Furthermore, I have a tough time thinking too much about free will because it seems too centered on what we can do, and that sounds like a dangerous idea according to my Lutheran upbringing. I don't know, I haven't thought much about fate and free will before, perhaps for this exact reason--I haven't known how to think about them. So all of these ideas are in the development process. In thinking about fate and coincidence, I also have to think about the nature of time, which brings in a whole other unexplored realm.
What do I think right now? Well. I'm thinking that if a person is true to her calling, to who she is, then she will find a path where there are no coincidences, only what is meant to be because it could be no other way. But it can't be so selfishly centered--I think a person needs to be in tune to her place in a greater context than her own life. I think that may be the area where fate and free will collide. I suppose that fate may be just another way of looking at a person's purpose in life.

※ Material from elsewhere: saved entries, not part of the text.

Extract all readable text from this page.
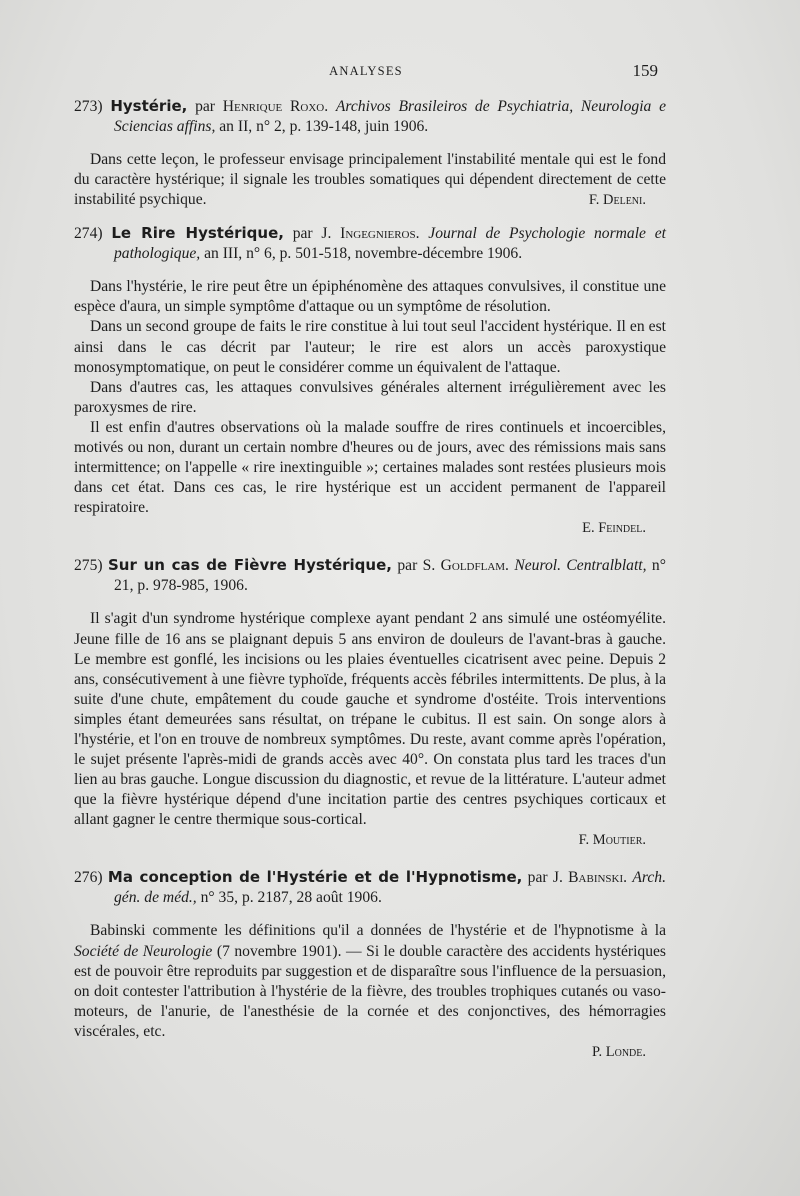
ANALYSES	159

273) Hystérie, par Henrique Roxo. Archivos Brasileiros de Psychiatria, Neurologia e Sciencias affins, an II, n° 2, p. 139-148, juin 1906.

Dans cette leçon, le professeur envisage principalement l'instabilité mentale qui est le fond du caractère hystérique; il signale les troubles somatiques qui dépendent directement de cette instabilité psychique.	F. Deleni.

274) Le Rire Hystérique, par J. Ingegnieros. Journal de Psychologie normale et pathologique, an III, n° 6, p. 501-518, novembre-décembre 1906.

Dans l'hystérie, le rire peut être un épiphénomène des attaques convulsives, il constitue une espèce d'aura, un simple symptôme d'attaque ou un symptôme de résolution.

Dans un second groupe de faits le rire constitue à lui tout seul l'accident hystérique. Il en est ainsi dans le cas décrit par l'auteur; le rire est alors un accès paroxystique monosymptomatique, on peut le considérer comme un équivalent de l'attaque.

Dans d'autres cas, les attaques convulsives générales alternent irrégulièrement avec les paroxysmes de rire.

Il est enfin d'autres observations où la malade souffre de rires continuels et incoercibles, motivés ou non, durant un certain nombre d'heures ou de jours, avec des rémissions mais sans intermittence; on l'appelle « rire inextinguible »; certaines malades sont restées plusieurs mois dans cet état. Dans ces cas, le rire hystérique est un accident permanent de l'appareil respiratoire.

E. Feindel.

275) Sur un cas de Fièvre Hystérique, par S. Goldflam. Neurol. Centralblatt, n° 21, p. 978-985, 1906.

Il s'agit d'un syndrome hystérique complexe ayant pendant 2 ans simulé une ostéomyélite. Jeune fille de 16 ans se plaignant depuis 5 ans environ de douleurs de l'avant-bras à gauche. Le membre est gonflé, les incisions ou les plaies éventuelles cicatrisent avec peine. Depuis 2 ans, consécutivement à une fièvre typhoïde, fréquents accès fébriles intermittents. De plus, à la suite d'une chute, empâtement du coude gauche et syndrome d'ostéite. Trois interventions simples étant demeurées sans résultat, on trépane le cubitus. Il est sain. On songe alors à l'hystérie, et l'on en trouve de nombreux symptômes. Du reste, avant comme après l'opération, le sujet présente l'après-midi de grands accès avec 40°. On constata plus tard les traces d'un lien au bras gauche. Longue discussion du diagnostic, et revue de la littérature. L'auteur admet que la fièvre hystérique dépend d'une incitation partie des centres psychiques corticaux et allant gagner le centre thermique sous-cortical.

F. Moutier.

276) Ma conception de l'Hystérie et de l'Hypnotisme, par J. Babinski. Arch. gén. de méd., n° 35, p. 2187, 28 août 1906.

Babinski commente les définitions qu'il a données de l'hystérie et de l'hypnotisme à la Société de Neurologie (7 novembre 1901). — Si le double caractère des accidents hystériques est de pouvoir être reproduits par suggestion et de disparaître sous l'influence de la persuasion, on doit contester l'attribution à l'hystérie de la fièvre, des troubles trophiques cutanés ou vaso-moteurs, de l'anurie, de l'anesthésie de la cornée et des conjonctives, des hémorragies viscérales, etc.

P. Londe.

I might look at this later and think it's way off track. I'll keep thinking about it. I've got 16 hours on the plane to do that. Hooray! Hopefully I can get something else done besides just thinking, though. I'm often too easily distracted by my own thoughts.
4 comments:
"Basically, I saw that there appeared to be a random distribution of stars in this universe, but if you looked at the right angle, there was order. Things fell into place. The stars were aligned. And it was like that all along, but you had to be in the right place to see it."
I love that.
In C.S. Lewis's The Screwtape Letters, the question (paraphrased) "how can I have free will if God knows what's going to happen to me?" is posed. C.S. Lewis talks about how our perception of time is so feeble in comparison to God's perception of time. We view things linearly, whereas God, an eternal and omnipotent being, perceives past, present and future all as if it were constantly occurring before Him. So while God knows what our "fates" and futures are, we are not puppets that God manipulates, but rather, somehow, he has the sensation of seeing what we're up to now, and knowing what is happening in the future. It's very Star-Trekesque, actually. It reminds me of the final episode of Star Trek and just about every episode with Q. But God isn't an asshat like Q is. :D
It won't let me delete and rewrite, so, a better way of putting is is, "but rather, God has the ability to watch events unfold in front of His eyes, just as he is seeing the future for them as well."
Ah, right. I read The Screwtape Letters this summer, but I forgot about that. And I remember that making a lot of sense to me.